C – core set
M – Shadows of Mirkwood cycle
M1 – Hunt for Gollum
M2 – Conflict at the Carrock
M3 – Journey to Rhosgobel
M4 – Hills of Emyn Muil
M5 – Dead Marshes
M6 – Return to Mirkwood
K – Khazad-dûm deluxe
D – Dwarrodelf cycle
D1 – Redhorn Gate
D2 – Road to Rivendell
D3 – Watcher in the Water
D4 – Long Dark
D5 – Foundations of Stone
D6 – Shadow and Flame
H – The Hobbit saga
H1 – Over Hill and Under Hill
H2 – On the Doorstep
N – Heirs of Númenor deluxe
S – Against the Shadow cycle
S1 – Steward’s Fear
S2 – Drúadan Forest
S3 – Encounter at Amon Dîn
S4 – Assault on Osgiliath
S5 – Blood of Gondor
S6 – Morgul Vale
Much more often than not Boromir (M5) will only manage to raise your threat higher than to your liking; however, there are rare instances when this can be beneficial (coop, Osgiliath, Pelargir, for instance).
Dwalin (K) is situational; there just aren’t always Orcs around (and, shush, he’s not really the film version when it comes to fighting).
Nori (H1) is much better at keeping the threat low than Dwalin. Having many Dwarves in a deck is a ground to many a Dwarven strategy, and Nori’s ability benefits from that.
Glorfindel (D5) needs a mention as he’s the first hero making three-hero secrecy line-up available. And as for Boromir above, his (dis-)ability can even prove useful sometimes.
Wandering Took (C) gets a very abusive combo mentioned below; on his own, he can still be useful – not just for his ranged and sentinel potential.
Damrod (N) seems unimpressive in his ability, certainly needs building around if not played for his stats (which are just alright for the cost). As Spirit excels at keeping threat low, and enemies in the staging area, those two things can be further supported with Damrod leaving play after he’s done his duty.
Are there many cards that read Doomed X? Yes? Then Elfhelm (M5) is the man for the job, but do not expect he’ll help your friends across the table.
Ever My Heart Rises (D4) is great when Mountains and Undergrounds are around, otherwise it is useless; not a good card design unless you only build decks knowing what quest you’re up against.
Song of Eärendil (D2) seems made for Strider (see below) or the Wandering Eärendil combo; it is useful a plenty in other combos, though, especially as you automatically draw a card and you can fetch it with the Minstrel.
If you’ve got some unique Noldor in your deck, you might as well consider Elrond’s Counsel (D3). If one of your heroes is Noldor, you’d (probably) be crazy not to have this card three times in a deck.
If a player has many attachments to be attached on other players’ cards, the others should consider adding Renewed Friendship (D1). The threat reduction is only a part of it. Coop only, of course.

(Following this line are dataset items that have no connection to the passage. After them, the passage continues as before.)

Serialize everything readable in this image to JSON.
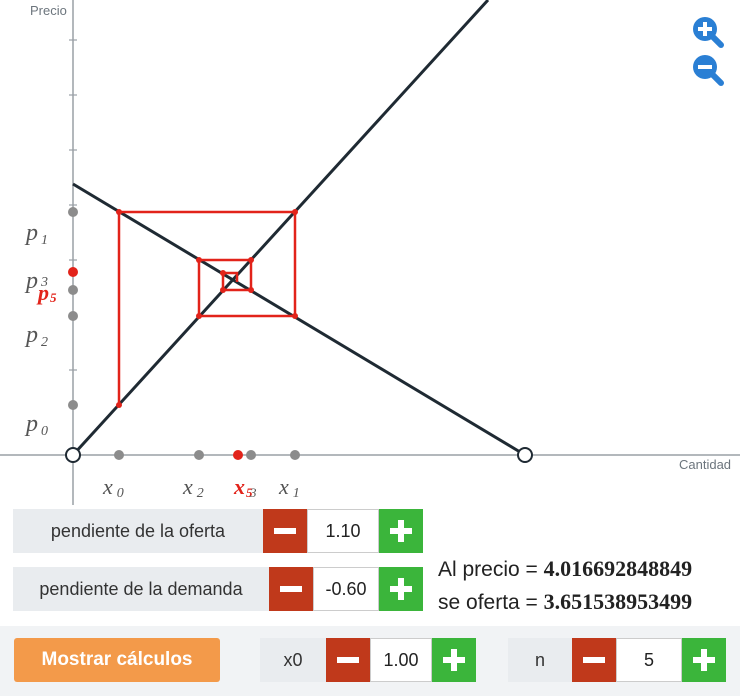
{
  "graph": {
    "y_axis_label": "Precio",
    "x_axis_label": "Cantidad",
    "price_labels": [
      {
        "base": "p",
        "sub": "1"
      },
      {
        "base": "p",
        "sub": "3"
      },
      {
        "base": "p",
        "sub": "5"
      },
      {
        "base": "p",
        "sub": "2"
      },
      {
        "base": "p",
        "sub": "0"
      }
    ],
    "quantity_labels": [
      {
        "base": "x",
        "sub": "0"
      },
      {
        "base": "x",
        "sub": "2"
      },
      {
        "base": "x",
        "sub": "5"
      },
      {
        "base": "x",
        "sub": "3"
      },
      {
        "base": "x",
        "sub": "1"
      }
    ],
    "colors": {
      "curves": "#1f2a33",
      "cobweb": "#e2231a",
      "points": "#8c8c8c",
      "highlight": "#e2231a"
    }
  },
  "controls": {
    "supply_slope": {
      "label": "pendiente de la oferta",
      "value": "1.10"
    },
    "demand_slope": {
      "label": "pendiente de la demanda",
      "value": "-0.60"
    },
    "x0": {
      "label": "x0",
      "value": "1.00"
    },
    "n": {
      "label": "n",
      "value": "5"
    }
  },
  "results": {
    "line1_prefix": "Al precio = ",
    "line1_value": "4.016692848849",
    "line2_prefix": "se oferta = ",
    "line2_value": "3.651538953499"
  },
  "buttons": {
    "show_calculations": "Mostrar cálculos"
  },
  "icons": {
    "zoom_in": "zoom-in-icon",
    "zoom_out": "zoom-out-icon",
    "minus": "minus-icon",
    "plus": "plus-icon"
  }
}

Smoke Rings (L1) require Pipes to be effective, so more Pipes there are, the more reasons to run this card.
The Galadhrim’s Greeting (C) is the ultimate threat reduction card, though Gandalf is never far behind even if the Galadhrim’s are ahead; this card is especially nice to help other players.
In his Strider version, Aragorn (D3) can really save the day by bringing the threat level down to its initial level. This opens up several strategies which notably don’t have to include Spirit for threat reduction.
Mirlonde (S2) is certainly not very impressive on her own (despite the attractive looks). She seems fit for mono-Lore decks where she'll do as much as lower the initial threat of the hero line-up by 3. Well, one can still hope for some great Silvan synergies in the future.
Needful to Know (D1) is one of those lesser threat reducing cards that has an alternate use, being a secrecy card, though, makes it harder to find a good deck for.
Gandalf (C) can do many things, reducing your threat is among them.